While not losing track of the objective to restore the rule of law, reengineering the system to achieve vital developmental goals and reducing the income gap the government has to apportion high priority to uniting the people. There is disunity and polarisation today.
Najib, very adroitly assisted by the the narrow ultranationalist Islamic party, PAS, has succeeded in creating the impression that the emergence of the Pakatan Harapan Government presages the total loss of political power by peninsular Malays, loss of Islam’s preeminent status as the country’s official religion and the marginalisation of the bumiputra community. UMNO and PAS have cleverly cast the DAP, the country’s most multiracial but Chinese- dominated party, as the dominant force in the Pakatan Harapan Government. Such propaganda is threatening and making it tenuous for the Dr Mahathiir’s government to function as an authoritative and acceptable government.
Najib has gone to the extreme extent of sabotaging Malaysia’s ratification of the International Convention for the Elimination of All forms of Racial Discrimination(ICERD) suggesting that the discriminatory practices that exist within the country be preserved and perpetuated. The goal for an equal opportunity society promised in Pakatan Harapan’s manifesto ( promise 33 of the Election Manifesto) remains unfulfilled. These practices of perpetuating traditional cleavages favouring and prioritising Peninsular Malays should be removed as a matter of urgency. Pakatan Harapan should capitalise on this issue to demonstrate the dangers inherent in the discriminatory policies of the UMNO- PAS nexus. After May 13, 1969 when Najib’s father, Tun Abdul Razak introduced and institutionalised affirmative and discriminatory policies there were some valid logical and emotional imperatives but half a century later those impulses are a trifle trite.
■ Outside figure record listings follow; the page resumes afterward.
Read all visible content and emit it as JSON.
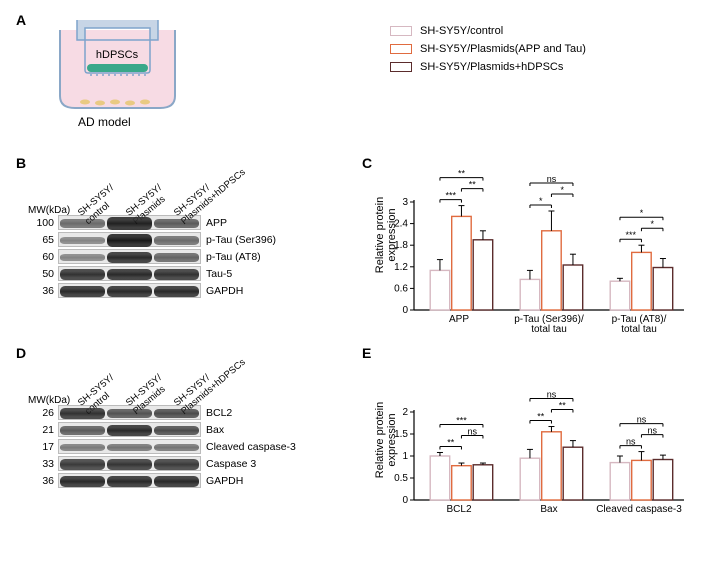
{
  "panelA": {
    "label": "A",
    "cell_label": "hDPSCs",
    "caption": "AD model",
    "colors": {
      "well_outline": "#8aa7c7",
      "well_body": "#c7d5e6",
      "media": "#f7dbe4",
      "insert_outline": "#7fa3cc",
      "hdpscs_fill": "#3aa88a",
      "cells_bottom": "#e6c66c"
    }
  },
  "legend": {
    "items": [
      {
        "swatch_border": "#d6b8c1",
        "swatch_fill": "#ffffff",
        "label": "SH-SY5Y/control"
      },
      {
        "swatch_border": "#e06b3f",
        "swatch_fill": "#ffffff",
        "label": "SH-SY5Y/Plasmids(APP and Tau)"
      },
      {
        "swatch_border": "#5b2c2c",
        "swatch_fill": "#ffffff",
        "label": "SH-SY5Y/Plasmids+hDPSCs"
      }
    ]
  },
  "panelB": {
    "label": "B",
    "mw_header": "MW(kDa)",
    "lanes": [
      "SH-SY5Y/\ncontrol",
      "SH-SY5Y/\nPlasmids",
      "SH-SY5Y/\nPlasmids+hDPSCs"
    ],
    "rows": [
      {
        "mw": "100",
        "protein": "APP",
        "intensities": [
          0.45,
          0.9,
          0.55
        ]
      },
      {
        "mw": "65",
        "protein": "p-Tau (Ser396)",
        "intensities": [
          0.3,
          0.95,
          0.45
        ]
      },
      {
        "mw": "60",
        "protein": "p-Tau (AT8)",
        "intensities": [
          0.3,
          0.85,
          0.5
        ]
      },
      {
        "mw": "50",
        "protein": "Tau-5",
        "intensities": [
          0.8,
          0.85,
          0.8
        ]
      },
      {
        "mw": "36",
        "protein": "GAPDH",
        "intensities": [
          0.85,
          0.85,
          0.85
        ]
      }
    ]
  },
  "panelD": {
    "label": "D",
    "mw_header": "MW(kDa)",
    "lanes": [
      "SH-SY5Y/\ncontrol",
      "SH-SY5Y/\nPlasmids",
      "SH-SY5Y/\nPlasmids+hDPSCs"
    ],
    "rows": [
      {
        "mw": "26",
        "protein": "BCL2",
        "intensities": [
          0.8,
          0.6,
          0.65
        ]
      },
      {
        "mw": "21",
        "protein": "Bax",
        "intensities": [
          0.55,
          0.85,
          0.65
        ]
      },
      {
        "mw": "17",
        "protein": "Cleaved caspase-3",
        "intensities": [
          0.35,
          0.4,
          0.4
        ]
      },
      {
        "mw": "33",
        "protein": "Caspase 3",
        "intensities": [
          0.75,
          0.78,
          0.75
        ]
      },
      {
        "mw": "36",
        "protein": "GAPDH",
        "intensities": [
          0.85,
          0.85,
          0.85
        ]
      }
    ]
  },
  "panelC": {
    "label": "C",
    "type": "bar",
    "ylabel": "Relative protein\nexpression",
    "ylim": [
      0,
      3
    ],
    "ytick_step": 0.6,
    "groups": [
      "APP",
      "p-Tau (Ser396)/\ntotal tau",
      "p-Tau (AT8)/\ntotal tau"
    ],
    "series": [
      {
        "color": "#d6b8c1",
        "values": [
          1.1,
          0.85,
          0.8
        ],
        "err": [
          0.3,
          0.25,
          0.08
        ]
      },
      {
        "color": "#e06b3f",
        "values": [
          2.6,
          2.2,
          1.6
        ],
        "err": [
          0.3,
          0.55,
          0.2
        ]
      },
      {
        "color": "#5b2c2c",
        "values": [
          1.95,
          1.25,
          1.18
        ],
        "err": [
          0.25,
          0.3,
          0.25
        ]
      }
    ],
    "sig": [
      {
        "group": 0,
        "pairs": [
          [
            0,
            1,
            "***"
          ],
          [
            1,
            2,
            "**"
          ],
          [
            0,
            2,
            "**"
          ]
        ]
      },
      {
        "group": 1,
        "pairs": [
          [
            0,
            1,
            "*"
          ],
          [
            1,
            2,
            "*"
          ],
          [
            0,
            2,
            "ns"
          ]
        ]
      },
      {
        "group": 2,
        "pairs": [
          [
            0,
            1,
            "***"
          ],
          [
            1,
            2,
            "*"
          ],
          [
            0,
            2,
            "*"
          ]
        ]
      }
    ],
    "bar_width": 0.7,
    "background_color": "#ffffff",
    "axis_color": "#000000",
    "label_fontsize": 10
  },
  "panelE": {
    "label": "E",
    "type": "bar",
    "ylabel": "Relative protein\nexpression",
    "ylim": [
      0,
      2
    ],
    "ytick_step": 0.5,
    "groups": [
      "BCL2",
      "Bax",
      "Cleaved caspase-3"
    ],
    "series": [
      {
        "color": "#d6b8c1",
        "values": [
          1.0,
          0.95,
          0.85
        ],
        "err": [
          0.08,
          0.2,
          0.15
        ]
      },
      {
        "color": "#e06b3f",
        "values": [
          0.78,
          1.55,
          0.9
        ],
        "err": [
          0.06,
          0.12,
          0.2
        ]
      },
      {
        "color": "#5b2c2c",
        "values": [
          0.8,
          1.2,
          0.92
        ],
        "err": [
          0.04,
          0.15,
          0.1
        ]
      }
    ],
    "sig": [
      {
        "group": 0,
        "pairs": [
          [
            0,
            1,
            "**"
          ],
          [
            1,
            2,
            "ns"
          ],
          [
            0,
            2,
            "***"
          ]
        ]
      },
      {
        "group": 1,
        "pairs": [
          [
            0,
            1,
            "**"
          ],
          [
            1,
            2,
            "**"
          ],
          [
            0,
            2,
            "ns"
          ]
        ]
      },
      {
        "group": 2,
        "pairs": [
          [
            0,
            1,
            "ns"
          ],
          [
            1,
            2,
            "ns"
          ],
          [
            0,
            2,
            "ns"
          ]
        ]
      }
    ],
    "bar_width": 0.7,
    "background_color": "#ffffff",
    "axis_color": "#000000",
    "label_fontsize": 10
  }
}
Two of the four essentially Malay/ Muslim led parties- Warisan and Amanah are mainly regional or state-based parties while the third and strongest PKR is embroiled in internal factional disputes.
Dr Mahathir’ s Bersatu, largely due to the Tun’s strong leadership is a solid organisation with a wider reach nationally but it carries some baggage from its past UMNO antecedents. There is widespread concern that Bersatu should not become UMNO 2.0.
Any analyst of Malaysia’s political and economic situation will state frankly that most of Malaysia’s current problems stem from UMNO’s unquestioned and unassailable supremacy in the past. Najib was a symptom of that decadent supremacy which allowed him to accumulate power to the extent that his leadership trumped over the law, logic and every local institution and inhibition.
Dato M Santhananaban
Dato M Santhananaban is a retired ambassador of the Malaysian Foreign Service with forty five years’ experience in the public sector.